Neste último dia 27 de março, aconteceu a 94.ª cerimônia dos Oscars e, dentre um dos nomeados para o prêmio de melhor filme, e o ganhador de melhor ator, está “King Richard”, estrelado pelo controverso protagonista da noite Will Smith. A história retrata a trajetória inicial das irmãs Williams no tênis, ilustrando as decisões dentro e fora das quadras, as quais levaram ambas ao triunfado número 1 no ranking mundial. O enredo navega além do âmbito esportivo, desenvolvendo pautas de questões sociais, racismo, entre outras capazes de engajar qualquer espectador. Entre os temas abordados, o vínculo entre Richard Williams e suas filhas configura-se como o fator mais importante do filme. Essa ligação demonstra-se como um exemplo dentre vários, que trazem à tona as diversas consequências de uma gestão de pai-empresário sobre um atleta.

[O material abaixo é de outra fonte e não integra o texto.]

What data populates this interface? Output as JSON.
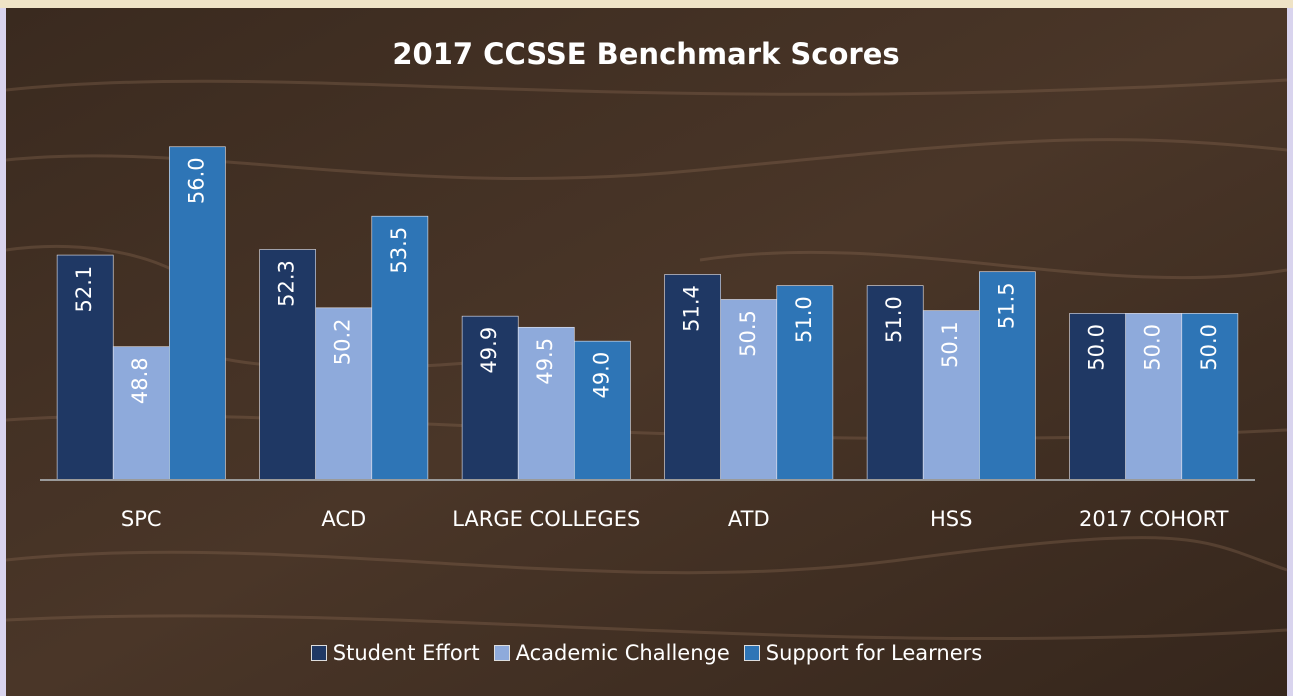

Ao avaliar outros casos como o evidenciado no documentário de Neymar "O Caos Perfeito”, a carreira de André Agassi, Lewis Hamilton e LaMelo/Lonzo Ball torna-se ainda mais evidente como um familiar gerando uma carreira esportiva pode ser polêmico, e como diferentemente do caso das tenistas, essa relação nem sempre resulta em sucesso.

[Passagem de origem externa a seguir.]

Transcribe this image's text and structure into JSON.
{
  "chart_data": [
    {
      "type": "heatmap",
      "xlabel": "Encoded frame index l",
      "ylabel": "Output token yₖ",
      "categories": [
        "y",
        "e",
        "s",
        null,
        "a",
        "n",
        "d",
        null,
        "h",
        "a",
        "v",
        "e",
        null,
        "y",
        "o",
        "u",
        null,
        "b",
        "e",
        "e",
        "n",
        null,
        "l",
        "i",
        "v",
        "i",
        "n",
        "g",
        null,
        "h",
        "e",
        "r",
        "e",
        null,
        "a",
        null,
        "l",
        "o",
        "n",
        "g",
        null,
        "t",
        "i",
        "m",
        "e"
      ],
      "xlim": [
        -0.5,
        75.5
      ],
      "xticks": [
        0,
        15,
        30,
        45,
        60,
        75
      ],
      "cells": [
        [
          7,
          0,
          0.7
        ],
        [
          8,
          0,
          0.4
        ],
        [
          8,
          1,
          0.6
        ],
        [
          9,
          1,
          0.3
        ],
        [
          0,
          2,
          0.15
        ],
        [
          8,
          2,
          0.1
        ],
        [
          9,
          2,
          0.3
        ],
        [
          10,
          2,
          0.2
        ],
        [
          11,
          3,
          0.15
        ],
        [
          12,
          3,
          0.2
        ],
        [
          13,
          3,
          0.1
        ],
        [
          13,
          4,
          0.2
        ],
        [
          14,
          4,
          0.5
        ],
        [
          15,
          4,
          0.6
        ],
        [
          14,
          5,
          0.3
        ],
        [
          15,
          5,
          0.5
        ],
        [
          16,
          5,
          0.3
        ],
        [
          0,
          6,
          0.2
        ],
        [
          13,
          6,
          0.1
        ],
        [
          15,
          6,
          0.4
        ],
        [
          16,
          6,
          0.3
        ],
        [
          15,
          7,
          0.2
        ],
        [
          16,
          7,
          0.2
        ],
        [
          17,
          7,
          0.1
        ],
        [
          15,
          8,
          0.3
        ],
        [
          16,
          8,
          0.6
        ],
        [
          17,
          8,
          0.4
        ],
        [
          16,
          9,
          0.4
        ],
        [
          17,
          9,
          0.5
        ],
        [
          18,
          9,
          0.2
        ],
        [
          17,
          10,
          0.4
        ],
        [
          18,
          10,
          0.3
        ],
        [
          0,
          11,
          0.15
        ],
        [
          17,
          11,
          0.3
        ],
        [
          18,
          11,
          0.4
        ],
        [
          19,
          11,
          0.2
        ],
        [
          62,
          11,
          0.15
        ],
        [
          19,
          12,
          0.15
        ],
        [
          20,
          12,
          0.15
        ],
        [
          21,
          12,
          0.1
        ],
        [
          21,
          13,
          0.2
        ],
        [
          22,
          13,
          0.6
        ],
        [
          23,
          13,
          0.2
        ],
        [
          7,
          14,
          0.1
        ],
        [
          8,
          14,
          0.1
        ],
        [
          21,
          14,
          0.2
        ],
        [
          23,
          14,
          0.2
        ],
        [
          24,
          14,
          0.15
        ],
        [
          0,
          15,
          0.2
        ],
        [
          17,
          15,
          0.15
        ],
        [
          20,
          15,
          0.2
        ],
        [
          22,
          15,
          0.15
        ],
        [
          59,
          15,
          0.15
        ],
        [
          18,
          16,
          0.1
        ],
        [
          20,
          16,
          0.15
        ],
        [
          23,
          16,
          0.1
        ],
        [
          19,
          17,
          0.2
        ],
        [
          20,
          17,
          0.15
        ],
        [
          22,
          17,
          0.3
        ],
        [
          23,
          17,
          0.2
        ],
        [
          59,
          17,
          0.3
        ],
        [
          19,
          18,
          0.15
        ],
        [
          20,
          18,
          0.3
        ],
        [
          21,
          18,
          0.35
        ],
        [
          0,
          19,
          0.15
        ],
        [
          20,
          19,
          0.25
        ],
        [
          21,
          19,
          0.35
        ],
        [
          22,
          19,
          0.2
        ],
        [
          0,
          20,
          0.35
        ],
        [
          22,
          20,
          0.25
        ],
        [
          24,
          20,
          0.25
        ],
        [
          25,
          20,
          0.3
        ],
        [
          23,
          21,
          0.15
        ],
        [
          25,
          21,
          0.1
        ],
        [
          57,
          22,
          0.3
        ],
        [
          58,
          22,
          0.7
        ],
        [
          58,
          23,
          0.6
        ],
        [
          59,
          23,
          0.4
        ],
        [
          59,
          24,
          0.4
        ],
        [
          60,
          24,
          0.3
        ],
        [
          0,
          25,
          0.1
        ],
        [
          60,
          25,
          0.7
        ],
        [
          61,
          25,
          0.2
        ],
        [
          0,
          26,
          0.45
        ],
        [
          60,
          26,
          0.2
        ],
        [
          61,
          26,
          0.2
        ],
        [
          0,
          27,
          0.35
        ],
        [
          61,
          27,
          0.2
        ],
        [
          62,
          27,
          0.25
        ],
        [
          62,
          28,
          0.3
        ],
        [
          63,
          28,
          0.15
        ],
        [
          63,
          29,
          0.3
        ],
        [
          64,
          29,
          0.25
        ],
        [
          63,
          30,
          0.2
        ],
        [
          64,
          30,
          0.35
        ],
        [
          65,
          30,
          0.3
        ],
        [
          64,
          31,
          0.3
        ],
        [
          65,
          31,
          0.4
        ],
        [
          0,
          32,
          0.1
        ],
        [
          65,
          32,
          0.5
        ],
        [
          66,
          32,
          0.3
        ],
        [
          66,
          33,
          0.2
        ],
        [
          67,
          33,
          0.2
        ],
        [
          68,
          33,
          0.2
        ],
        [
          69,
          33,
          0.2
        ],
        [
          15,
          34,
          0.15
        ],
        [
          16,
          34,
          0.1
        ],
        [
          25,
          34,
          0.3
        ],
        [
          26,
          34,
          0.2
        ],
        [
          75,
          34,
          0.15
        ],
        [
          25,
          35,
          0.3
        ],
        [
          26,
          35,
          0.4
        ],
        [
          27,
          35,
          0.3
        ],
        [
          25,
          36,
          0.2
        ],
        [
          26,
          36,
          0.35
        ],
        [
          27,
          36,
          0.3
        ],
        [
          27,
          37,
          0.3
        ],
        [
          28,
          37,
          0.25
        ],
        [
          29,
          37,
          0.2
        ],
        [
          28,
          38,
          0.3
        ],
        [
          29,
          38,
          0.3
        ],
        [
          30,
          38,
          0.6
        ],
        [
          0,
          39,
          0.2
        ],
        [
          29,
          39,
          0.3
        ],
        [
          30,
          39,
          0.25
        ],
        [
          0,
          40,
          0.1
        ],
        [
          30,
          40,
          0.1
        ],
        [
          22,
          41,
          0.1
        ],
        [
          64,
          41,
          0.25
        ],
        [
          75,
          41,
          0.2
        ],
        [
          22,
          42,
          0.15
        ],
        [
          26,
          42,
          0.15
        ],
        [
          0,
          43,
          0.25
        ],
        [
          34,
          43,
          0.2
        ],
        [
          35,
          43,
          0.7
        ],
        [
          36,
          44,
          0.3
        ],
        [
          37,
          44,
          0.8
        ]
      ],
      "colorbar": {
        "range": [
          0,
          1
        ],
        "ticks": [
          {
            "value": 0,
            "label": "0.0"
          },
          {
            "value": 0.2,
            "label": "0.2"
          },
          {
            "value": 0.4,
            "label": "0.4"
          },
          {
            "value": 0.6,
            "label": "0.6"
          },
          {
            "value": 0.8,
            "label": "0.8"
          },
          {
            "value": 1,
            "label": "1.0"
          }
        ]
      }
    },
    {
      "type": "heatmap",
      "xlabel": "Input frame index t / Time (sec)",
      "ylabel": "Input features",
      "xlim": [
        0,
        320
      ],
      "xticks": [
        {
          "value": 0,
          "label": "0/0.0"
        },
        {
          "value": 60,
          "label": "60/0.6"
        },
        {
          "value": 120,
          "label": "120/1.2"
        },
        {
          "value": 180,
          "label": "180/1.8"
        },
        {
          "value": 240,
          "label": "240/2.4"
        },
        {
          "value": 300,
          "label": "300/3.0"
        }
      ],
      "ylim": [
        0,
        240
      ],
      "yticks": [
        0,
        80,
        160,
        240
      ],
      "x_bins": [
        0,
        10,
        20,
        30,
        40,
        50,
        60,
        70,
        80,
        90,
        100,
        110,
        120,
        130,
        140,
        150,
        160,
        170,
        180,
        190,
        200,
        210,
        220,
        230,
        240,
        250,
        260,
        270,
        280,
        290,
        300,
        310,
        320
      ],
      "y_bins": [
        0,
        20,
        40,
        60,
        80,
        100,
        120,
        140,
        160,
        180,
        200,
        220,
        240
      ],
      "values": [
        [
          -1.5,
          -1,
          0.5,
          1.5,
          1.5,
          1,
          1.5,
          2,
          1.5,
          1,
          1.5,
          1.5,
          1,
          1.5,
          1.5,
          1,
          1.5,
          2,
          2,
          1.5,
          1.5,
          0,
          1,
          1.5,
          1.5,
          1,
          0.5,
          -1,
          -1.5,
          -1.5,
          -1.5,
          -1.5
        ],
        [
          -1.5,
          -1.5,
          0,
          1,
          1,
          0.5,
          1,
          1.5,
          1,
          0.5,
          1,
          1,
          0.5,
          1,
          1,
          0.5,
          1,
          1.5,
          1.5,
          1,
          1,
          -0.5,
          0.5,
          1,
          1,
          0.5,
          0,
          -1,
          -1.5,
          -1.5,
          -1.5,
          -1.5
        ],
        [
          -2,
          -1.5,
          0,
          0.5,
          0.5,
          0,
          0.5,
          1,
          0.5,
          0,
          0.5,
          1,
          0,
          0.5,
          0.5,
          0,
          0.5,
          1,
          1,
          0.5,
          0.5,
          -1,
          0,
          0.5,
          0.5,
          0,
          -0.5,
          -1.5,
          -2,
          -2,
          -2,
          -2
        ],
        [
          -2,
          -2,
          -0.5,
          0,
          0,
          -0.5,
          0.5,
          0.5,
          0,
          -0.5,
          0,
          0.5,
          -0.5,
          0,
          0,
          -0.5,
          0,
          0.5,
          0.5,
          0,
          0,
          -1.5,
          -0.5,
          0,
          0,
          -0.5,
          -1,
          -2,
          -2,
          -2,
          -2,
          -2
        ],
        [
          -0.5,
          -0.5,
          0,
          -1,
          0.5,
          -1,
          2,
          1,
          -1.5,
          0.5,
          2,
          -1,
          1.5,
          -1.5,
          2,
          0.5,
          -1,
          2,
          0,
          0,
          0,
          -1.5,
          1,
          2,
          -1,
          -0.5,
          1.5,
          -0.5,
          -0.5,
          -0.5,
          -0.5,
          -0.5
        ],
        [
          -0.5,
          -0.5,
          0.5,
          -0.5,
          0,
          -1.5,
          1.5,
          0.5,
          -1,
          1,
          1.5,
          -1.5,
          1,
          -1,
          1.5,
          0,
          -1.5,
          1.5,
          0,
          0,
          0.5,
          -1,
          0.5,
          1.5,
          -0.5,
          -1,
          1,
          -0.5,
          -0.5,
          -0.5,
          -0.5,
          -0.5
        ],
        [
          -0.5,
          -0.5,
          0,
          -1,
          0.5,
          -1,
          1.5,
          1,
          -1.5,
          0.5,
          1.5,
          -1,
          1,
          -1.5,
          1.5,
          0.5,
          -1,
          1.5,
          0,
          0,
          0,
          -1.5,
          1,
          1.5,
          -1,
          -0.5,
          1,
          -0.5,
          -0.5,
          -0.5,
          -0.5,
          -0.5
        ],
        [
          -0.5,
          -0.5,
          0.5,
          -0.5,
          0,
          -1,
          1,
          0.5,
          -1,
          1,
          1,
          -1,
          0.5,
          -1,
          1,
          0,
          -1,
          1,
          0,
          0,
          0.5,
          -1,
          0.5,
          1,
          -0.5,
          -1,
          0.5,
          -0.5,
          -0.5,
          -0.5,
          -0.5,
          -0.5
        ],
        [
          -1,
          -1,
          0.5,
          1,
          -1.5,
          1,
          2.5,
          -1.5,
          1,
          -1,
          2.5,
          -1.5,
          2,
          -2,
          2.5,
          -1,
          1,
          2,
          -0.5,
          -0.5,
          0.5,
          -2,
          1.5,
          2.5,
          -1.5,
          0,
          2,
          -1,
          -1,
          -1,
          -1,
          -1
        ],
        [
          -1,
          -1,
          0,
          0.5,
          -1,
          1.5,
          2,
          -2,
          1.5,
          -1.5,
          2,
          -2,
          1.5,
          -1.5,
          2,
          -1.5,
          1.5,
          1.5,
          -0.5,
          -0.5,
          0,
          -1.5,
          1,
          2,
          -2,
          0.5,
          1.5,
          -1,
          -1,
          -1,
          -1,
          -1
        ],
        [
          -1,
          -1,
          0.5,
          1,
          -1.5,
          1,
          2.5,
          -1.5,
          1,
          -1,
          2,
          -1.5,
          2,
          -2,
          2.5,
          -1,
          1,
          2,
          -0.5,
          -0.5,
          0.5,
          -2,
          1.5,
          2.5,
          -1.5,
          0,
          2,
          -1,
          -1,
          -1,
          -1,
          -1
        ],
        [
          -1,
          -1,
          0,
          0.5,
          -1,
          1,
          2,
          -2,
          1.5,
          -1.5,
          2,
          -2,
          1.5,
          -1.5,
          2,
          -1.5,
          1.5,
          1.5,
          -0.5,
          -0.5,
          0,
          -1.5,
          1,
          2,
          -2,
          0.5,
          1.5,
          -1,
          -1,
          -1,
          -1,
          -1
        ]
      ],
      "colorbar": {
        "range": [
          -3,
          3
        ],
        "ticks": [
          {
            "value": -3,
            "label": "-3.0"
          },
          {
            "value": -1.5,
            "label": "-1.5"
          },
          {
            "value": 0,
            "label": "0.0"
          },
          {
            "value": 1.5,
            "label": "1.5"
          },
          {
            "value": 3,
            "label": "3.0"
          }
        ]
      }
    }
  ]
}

Primeiramente, antes de começar a analisar as consequências de uma gestão familiar em uma carreira, é importante sabermos as funções desse profissional no âmbito esportivo. O agente é responsável por intermediar as conversas do atleta com outras partes interessadas em suas habilidades, sejam clubes, patrocinadores e mídia. Além disso, procurar moradia em outra cidade, entretenimento, aulas de idiomas, ou qualquer trabalho extra para o bem-estar e adaptação do atleta podem estar inclusos em sua obrigação. Em suma, os empresários devem ser pessoas com um amplo entendimento do ramo e ótimos negociadores, que através de suas interações devem garantir o melhor para seus clientes, e uma arrecadação maior do que eles conseguiriam sozinhos.

Inclusive, é importante observar que para se enquadrar na profissão de empresário de jogador, a pessoa deve ser um agente FIFA, um advogado ou um parente de primeiro grau do atleta. E, no Brasil, um grande número de empresários não se enquadram nos parâmetros da FIFA, e consequentemente, muitos deles acabam sendo um familiar.

Geralmente, o início de uma carreira de um atleta começa na infância, quando uma criança começa a desenvolver o interesse por um determinado esporte ou pela atividade física em geral. No entanto, existem muitas ocasiões em que essa largada inicial não ocorre de maneira orgânica. A paixão pelo esporte que deveria ser algo natural, pode ser imposta pelos próprios pais, que desde cedo introduzem aos seus filhos suas próprias paixões. Não há nenhum problema em querer que seu filho comece desde cedo a fazer algum esporte específico, contudo, em algumas circunstâncias, isso acontece de forma excessiva. Existem muitos casos, os quais indivíduos projetam suas próprias frustrações e ambições em seus filhos, procurando moldá-los da forma que melhor entenderem, podendo ter um impacto negativo na vida do atleta desde seu início. Nesse contexto, entre muitas outras escolhas, a família pode ter uma influência exagerada na decisão de qual carreira seus filhos irão escolher. Essa decisão designa-se como complexa, especialmente para ser realizada por terceiros e numa idade tão nova. Sobretudo, nascer com uma carreira decidida, planos traçados, principalmente no esporte e o qual são necessárias uma determinação diferenciada e uma vida repleta de sacrifícios, demonstra-se algo prejudicial ao desenvolvimento de qualquer ser humano, acarretando consequências para o restante de sua vida adulta.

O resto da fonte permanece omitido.